Kharel langsung mematikan sambungan telfonnya membuat Danica menggelengkan kepalanya sembari tersenyum gemas. Danica pun langsung menyambar hemnya lalu keluar kamar menuju ruang tamu, setelahnya terdengar suara Kharel yang sudah berada di ruang tamu bersama Kakaknya.
"Sudah?"
Danica hanya menganggukkan kepalanya lalu berpamitan pada Kiki dan Ollive.
"Kalau pulang jangan sampai tengah malam."
"Siap Kak."
Kharel dan Danica langsung pergi meninggalkan rumah dengan sepeda motornya, tidak butuh waktu lama keduanya telah sampai di warung Mang Imang. Danica dan Kharel langsung memesan nasi goreng dan mulai duduk di tempat yang nyaman.
"Ada apa? Tidak biasanya, sepenting itu?" Danica menatap Kharel dalam namun pertanyaannya hanya dibalas Kharel dengan senyuman penuh arti membuat Danica memberengut kesal.
"Ihhh, ini tidak akan menjadi lucu ya Rel jadi jangan macem-macem. Perasaanku jadi tidak enak, aku tidak menyukai ini." Gerutu Danica membuat Kharel hanya tersenyum gemas sembari mengusap lembut surai hitam milik Danica.

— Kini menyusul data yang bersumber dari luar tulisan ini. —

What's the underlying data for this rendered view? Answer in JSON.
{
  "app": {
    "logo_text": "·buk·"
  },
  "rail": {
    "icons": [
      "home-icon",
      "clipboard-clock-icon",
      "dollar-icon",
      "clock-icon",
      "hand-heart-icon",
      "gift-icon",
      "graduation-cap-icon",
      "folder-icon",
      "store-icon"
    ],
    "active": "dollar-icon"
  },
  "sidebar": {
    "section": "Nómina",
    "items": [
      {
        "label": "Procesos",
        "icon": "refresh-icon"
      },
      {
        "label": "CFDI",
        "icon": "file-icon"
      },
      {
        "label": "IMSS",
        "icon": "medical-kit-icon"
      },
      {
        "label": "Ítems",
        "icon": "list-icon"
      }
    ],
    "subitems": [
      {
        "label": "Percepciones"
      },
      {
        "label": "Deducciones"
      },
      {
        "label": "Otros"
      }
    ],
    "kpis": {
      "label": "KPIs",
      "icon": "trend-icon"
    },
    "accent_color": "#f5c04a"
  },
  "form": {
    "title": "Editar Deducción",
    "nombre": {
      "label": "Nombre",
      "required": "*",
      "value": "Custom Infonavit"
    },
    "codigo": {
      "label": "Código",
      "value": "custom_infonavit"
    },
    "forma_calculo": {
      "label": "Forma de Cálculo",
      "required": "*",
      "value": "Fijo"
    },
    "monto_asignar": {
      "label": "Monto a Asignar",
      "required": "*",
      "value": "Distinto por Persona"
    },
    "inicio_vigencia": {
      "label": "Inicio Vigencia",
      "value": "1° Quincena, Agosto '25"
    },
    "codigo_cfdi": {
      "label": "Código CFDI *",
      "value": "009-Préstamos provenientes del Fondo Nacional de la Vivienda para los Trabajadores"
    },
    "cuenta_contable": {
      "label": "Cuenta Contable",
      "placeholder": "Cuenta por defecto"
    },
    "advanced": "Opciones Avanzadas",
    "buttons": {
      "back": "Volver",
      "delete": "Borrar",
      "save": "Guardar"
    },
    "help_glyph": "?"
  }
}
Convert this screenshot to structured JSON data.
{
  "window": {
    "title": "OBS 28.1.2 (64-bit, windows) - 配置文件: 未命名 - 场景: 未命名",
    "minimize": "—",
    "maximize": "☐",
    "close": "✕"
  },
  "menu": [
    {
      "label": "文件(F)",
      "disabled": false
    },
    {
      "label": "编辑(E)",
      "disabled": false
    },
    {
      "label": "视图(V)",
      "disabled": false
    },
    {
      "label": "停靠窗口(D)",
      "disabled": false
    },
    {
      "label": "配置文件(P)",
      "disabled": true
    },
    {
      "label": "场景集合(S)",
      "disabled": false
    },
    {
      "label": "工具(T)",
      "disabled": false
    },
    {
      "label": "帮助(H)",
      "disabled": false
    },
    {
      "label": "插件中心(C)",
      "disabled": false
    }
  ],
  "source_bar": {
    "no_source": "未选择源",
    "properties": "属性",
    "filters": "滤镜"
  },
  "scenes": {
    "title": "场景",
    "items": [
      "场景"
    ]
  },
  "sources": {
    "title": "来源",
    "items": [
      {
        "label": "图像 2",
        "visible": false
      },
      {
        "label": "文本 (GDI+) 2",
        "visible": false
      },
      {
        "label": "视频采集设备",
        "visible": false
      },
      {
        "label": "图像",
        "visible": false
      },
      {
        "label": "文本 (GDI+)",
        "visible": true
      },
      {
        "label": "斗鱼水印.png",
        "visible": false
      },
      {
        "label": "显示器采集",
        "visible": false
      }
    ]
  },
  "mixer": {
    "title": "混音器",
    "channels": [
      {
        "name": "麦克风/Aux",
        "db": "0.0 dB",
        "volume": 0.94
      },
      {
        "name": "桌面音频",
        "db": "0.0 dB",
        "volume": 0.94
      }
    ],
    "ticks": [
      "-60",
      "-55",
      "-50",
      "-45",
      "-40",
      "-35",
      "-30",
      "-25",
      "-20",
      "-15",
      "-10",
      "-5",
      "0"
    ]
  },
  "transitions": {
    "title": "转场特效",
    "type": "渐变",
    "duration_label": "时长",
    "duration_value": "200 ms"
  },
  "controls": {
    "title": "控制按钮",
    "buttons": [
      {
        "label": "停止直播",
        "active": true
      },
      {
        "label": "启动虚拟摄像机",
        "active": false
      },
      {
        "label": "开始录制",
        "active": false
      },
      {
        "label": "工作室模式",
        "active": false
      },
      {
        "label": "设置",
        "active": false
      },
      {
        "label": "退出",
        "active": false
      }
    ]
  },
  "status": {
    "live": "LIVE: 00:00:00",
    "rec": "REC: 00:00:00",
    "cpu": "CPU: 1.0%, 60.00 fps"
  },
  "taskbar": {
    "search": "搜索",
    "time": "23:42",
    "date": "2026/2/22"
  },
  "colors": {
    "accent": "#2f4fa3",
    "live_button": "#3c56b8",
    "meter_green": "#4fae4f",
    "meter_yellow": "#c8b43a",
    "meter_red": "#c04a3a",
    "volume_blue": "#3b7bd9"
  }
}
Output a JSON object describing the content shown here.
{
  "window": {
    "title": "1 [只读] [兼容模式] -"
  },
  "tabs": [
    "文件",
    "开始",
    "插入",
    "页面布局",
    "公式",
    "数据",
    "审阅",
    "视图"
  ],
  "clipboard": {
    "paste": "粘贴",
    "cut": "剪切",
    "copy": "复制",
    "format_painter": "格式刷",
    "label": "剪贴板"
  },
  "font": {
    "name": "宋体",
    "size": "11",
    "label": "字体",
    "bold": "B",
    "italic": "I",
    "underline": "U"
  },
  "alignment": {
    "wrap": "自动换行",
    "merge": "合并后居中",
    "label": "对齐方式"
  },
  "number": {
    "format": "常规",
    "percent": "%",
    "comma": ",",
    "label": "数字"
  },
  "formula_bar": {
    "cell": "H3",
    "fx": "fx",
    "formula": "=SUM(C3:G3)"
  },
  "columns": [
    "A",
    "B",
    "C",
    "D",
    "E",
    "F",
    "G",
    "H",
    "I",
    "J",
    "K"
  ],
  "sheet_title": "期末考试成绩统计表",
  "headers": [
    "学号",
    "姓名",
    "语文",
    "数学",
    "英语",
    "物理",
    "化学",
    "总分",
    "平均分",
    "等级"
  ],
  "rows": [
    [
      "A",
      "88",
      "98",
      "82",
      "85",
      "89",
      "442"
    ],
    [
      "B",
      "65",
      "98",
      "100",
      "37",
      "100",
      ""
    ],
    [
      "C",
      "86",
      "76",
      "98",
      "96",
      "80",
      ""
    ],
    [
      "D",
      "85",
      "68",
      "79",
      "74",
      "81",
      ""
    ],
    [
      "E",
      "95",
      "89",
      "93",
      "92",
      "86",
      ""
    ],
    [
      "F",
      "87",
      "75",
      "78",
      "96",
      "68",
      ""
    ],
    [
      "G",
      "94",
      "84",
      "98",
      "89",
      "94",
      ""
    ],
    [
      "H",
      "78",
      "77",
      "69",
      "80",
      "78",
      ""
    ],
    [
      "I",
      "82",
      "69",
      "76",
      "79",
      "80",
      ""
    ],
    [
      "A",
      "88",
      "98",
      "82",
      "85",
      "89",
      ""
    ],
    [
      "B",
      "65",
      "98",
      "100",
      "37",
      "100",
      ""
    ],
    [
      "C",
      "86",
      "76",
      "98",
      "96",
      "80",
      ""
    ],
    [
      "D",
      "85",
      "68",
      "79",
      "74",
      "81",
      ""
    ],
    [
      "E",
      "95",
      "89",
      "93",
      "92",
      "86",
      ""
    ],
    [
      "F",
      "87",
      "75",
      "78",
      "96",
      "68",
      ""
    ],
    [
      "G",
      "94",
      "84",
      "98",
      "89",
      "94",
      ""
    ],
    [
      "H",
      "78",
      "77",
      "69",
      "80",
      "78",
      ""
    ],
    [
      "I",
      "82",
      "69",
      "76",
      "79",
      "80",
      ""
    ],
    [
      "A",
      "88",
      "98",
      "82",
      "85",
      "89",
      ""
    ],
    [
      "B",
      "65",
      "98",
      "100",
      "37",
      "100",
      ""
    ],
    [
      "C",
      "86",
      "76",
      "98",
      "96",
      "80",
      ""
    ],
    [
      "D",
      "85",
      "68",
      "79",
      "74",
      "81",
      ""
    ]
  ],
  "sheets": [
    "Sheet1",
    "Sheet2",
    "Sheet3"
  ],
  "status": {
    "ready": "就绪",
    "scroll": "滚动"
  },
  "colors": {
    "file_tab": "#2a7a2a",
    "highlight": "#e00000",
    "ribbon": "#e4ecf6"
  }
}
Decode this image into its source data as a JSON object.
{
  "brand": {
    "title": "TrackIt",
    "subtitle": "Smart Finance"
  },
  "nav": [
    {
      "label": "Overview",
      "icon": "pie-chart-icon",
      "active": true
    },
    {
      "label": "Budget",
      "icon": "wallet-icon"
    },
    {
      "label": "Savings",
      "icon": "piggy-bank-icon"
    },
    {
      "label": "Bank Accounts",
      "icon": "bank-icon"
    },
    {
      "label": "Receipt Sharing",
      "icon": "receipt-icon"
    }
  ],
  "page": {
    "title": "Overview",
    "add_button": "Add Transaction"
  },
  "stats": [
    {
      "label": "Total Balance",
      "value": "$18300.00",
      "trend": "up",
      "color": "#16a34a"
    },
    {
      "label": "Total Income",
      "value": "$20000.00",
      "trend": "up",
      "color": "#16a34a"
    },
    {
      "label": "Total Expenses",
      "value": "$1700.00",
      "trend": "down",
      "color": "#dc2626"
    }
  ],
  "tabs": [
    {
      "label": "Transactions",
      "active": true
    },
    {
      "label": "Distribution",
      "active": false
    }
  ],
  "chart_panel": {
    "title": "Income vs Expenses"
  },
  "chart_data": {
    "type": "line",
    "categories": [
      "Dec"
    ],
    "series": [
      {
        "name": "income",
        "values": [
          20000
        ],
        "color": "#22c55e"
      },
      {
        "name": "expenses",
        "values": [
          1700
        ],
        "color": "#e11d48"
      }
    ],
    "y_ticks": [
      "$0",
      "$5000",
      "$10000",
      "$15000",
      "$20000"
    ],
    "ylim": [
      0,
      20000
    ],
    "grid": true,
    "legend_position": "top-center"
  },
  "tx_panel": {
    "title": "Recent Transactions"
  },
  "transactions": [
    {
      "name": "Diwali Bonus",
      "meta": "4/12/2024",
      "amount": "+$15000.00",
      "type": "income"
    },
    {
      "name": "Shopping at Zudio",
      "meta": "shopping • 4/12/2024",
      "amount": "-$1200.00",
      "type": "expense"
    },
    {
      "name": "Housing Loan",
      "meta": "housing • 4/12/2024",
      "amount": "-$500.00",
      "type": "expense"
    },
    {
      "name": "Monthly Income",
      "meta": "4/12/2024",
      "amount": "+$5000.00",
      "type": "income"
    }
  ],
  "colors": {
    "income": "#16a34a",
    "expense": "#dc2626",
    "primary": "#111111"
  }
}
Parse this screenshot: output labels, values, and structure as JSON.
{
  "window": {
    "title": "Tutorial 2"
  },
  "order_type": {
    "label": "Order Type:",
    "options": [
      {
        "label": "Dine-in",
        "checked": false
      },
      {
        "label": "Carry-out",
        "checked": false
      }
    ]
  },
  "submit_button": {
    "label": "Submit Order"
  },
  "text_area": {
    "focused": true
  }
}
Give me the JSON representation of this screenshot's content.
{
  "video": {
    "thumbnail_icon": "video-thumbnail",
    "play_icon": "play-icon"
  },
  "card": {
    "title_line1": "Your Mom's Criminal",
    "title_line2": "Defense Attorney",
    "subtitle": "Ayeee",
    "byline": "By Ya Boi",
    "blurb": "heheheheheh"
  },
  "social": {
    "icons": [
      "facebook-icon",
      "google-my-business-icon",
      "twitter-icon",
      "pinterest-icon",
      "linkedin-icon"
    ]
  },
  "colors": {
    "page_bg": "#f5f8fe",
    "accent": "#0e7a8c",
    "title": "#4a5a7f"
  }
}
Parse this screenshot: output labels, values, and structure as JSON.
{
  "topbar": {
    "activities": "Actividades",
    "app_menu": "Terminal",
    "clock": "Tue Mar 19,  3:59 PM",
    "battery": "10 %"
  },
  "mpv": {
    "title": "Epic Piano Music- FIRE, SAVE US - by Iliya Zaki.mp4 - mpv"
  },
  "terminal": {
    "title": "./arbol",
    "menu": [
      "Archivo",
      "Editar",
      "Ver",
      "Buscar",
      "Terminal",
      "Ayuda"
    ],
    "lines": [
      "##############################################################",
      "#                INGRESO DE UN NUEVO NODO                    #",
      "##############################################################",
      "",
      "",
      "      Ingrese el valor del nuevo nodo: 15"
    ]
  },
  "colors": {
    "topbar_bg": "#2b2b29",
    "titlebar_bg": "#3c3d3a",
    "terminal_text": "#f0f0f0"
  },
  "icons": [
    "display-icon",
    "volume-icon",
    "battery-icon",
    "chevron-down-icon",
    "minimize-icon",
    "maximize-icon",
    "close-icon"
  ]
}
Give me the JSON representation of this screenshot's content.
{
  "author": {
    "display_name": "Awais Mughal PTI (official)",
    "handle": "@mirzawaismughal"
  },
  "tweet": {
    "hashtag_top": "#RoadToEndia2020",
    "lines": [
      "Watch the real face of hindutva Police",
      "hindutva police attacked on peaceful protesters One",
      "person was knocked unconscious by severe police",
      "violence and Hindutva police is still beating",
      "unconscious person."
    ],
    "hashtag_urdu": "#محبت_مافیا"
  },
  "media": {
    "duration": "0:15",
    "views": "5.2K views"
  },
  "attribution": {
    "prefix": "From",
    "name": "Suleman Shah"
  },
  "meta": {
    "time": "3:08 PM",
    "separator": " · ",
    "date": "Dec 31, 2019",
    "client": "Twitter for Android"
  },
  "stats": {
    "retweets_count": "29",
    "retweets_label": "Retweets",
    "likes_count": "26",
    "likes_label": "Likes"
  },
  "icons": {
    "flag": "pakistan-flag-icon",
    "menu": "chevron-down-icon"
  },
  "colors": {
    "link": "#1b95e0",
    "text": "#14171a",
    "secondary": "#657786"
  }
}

"Jangan berfikir macam-macam, kita makan dulu ya."
*****
Danica tidak pernah berfikir jika kehidupannya akan terasa begitu berat, masalah bahkan terus saja berdatangan tanpa henti. Kharel pun menghentikan motornya tepat didepan rumah Danica, suasana bahkan sudah begitu sepi mengingat ini sudah pukul setengah dua belas malam.
Danica pun turun dari motornya lalu menatap Kharel bingung saat sang empu ikut turun dan menatapnya dengan senyuman manis andalannya.
"Bilang dari awal kan bisa kalau hanya untuk minta ditemani makan Rel." Kharel hanya terkekeh lalu meletakkan helmnya diatas sepeda miliknya.
"Kak…"
Danica mengerutkan keningnya saat satu kata itu masuk pada rungunya, hal yang terasa begitu aneh saat Kharel mengucapkannya.
"Kalau hanya diam lebih baik kamu pulang ini udah malam daripada disini hanya bikin kesal."
"Maaf ya Kak." Danica menghentikan cibirannya sembari menatap Kharel dengan perasaan aneh.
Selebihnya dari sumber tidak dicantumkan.